About 200 licensees have paid up so far, including big names like Bloomberg, Disney, Playboy and Virgin.
Acacia clearly sees great potential in this business model. Recently, the company bought another patent that might seem familiar. If you've ever used a WiFi hotspot, you'll notice that it redirects you first to a PAY NOW web page. Once you've paid, you can start using the web as normal. Well, that's patented.
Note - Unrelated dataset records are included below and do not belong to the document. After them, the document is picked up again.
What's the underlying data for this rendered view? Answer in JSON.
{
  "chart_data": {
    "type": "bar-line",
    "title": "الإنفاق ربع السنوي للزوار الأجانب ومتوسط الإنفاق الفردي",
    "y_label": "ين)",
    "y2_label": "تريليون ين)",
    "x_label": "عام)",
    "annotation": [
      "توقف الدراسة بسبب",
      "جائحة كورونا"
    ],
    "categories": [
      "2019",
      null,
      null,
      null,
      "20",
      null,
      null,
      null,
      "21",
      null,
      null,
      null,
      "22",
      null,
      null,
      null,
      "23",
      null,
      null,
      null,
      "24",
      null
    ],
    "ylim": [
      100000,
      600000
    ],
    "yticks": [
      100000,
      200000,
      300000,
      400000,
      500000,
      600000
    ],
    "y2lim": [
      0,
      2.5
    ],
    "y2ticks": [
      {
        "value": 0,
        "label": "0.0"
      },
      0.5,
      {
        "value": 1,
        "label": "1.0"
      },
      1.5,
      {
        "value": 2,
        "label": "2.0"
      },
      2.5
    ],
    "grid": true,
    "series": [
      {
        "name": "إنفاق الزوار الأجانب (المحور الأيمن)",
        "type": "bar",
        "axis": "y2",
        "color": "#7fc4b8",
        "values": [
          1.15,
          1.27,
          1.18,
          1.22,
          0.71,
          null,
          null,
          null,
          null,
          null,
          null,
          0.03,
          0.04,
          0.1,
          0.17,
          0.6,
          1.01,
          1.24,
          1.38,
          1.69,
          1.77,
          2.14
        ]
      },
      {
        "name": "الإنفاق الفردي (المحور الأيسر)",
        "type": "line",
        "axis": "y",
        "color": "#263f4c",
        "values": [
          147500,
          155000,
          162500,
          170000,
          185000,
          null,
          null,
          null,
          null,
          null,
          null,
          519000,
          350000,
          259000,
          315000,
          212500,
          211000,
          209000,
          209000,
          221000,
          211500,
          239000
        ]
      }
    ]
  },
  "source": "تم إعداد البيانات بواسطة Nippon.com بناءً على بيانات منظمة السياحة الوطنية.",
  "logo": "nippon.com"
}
Kinda like one-click purchasing on Amazon, in the sense that many techies will cry "foul!" and others will go, "well, yah, if I had invented that I'd think it was clever and I'd want to make some money off it..."
Already, Acacia has taken several companies to court, notably some adult-industry (streaming or downloadable porn) suppliers as well as regional (smaller) cable companies.
One of the deepest ironies is that Acacia's quarterly reports, in digital media form, are hosted by a non-licensee. Also, StreamingMedia.com, which has created a clearinghouse of information about this patent at http://streamingmedia.com/patent/) has conferences archived on its site as downloadable video. StreamingMedia is not a licensee of the patent - and has never received a letter.
Patents are often cited as a way for the "little guy" to protect him/herself from the big corporation that might steal his ideas. It now appears that corporations such as Acacia are stocking up on patents that they didn't invent and certainly never implemented, so they can charge little guys - who use such inventions.
This patent prospecting is such a good business it makes California real estate look like Beanie Baby futures. I just started my own patent holding corporation and we've just purchased patents for the video previews feature on digital cameras, and we also just bought a patent for the key fob. Instead of going after camera manufacturers and car manufacturers, we've decided to take the infringement lawsuits directly to the users.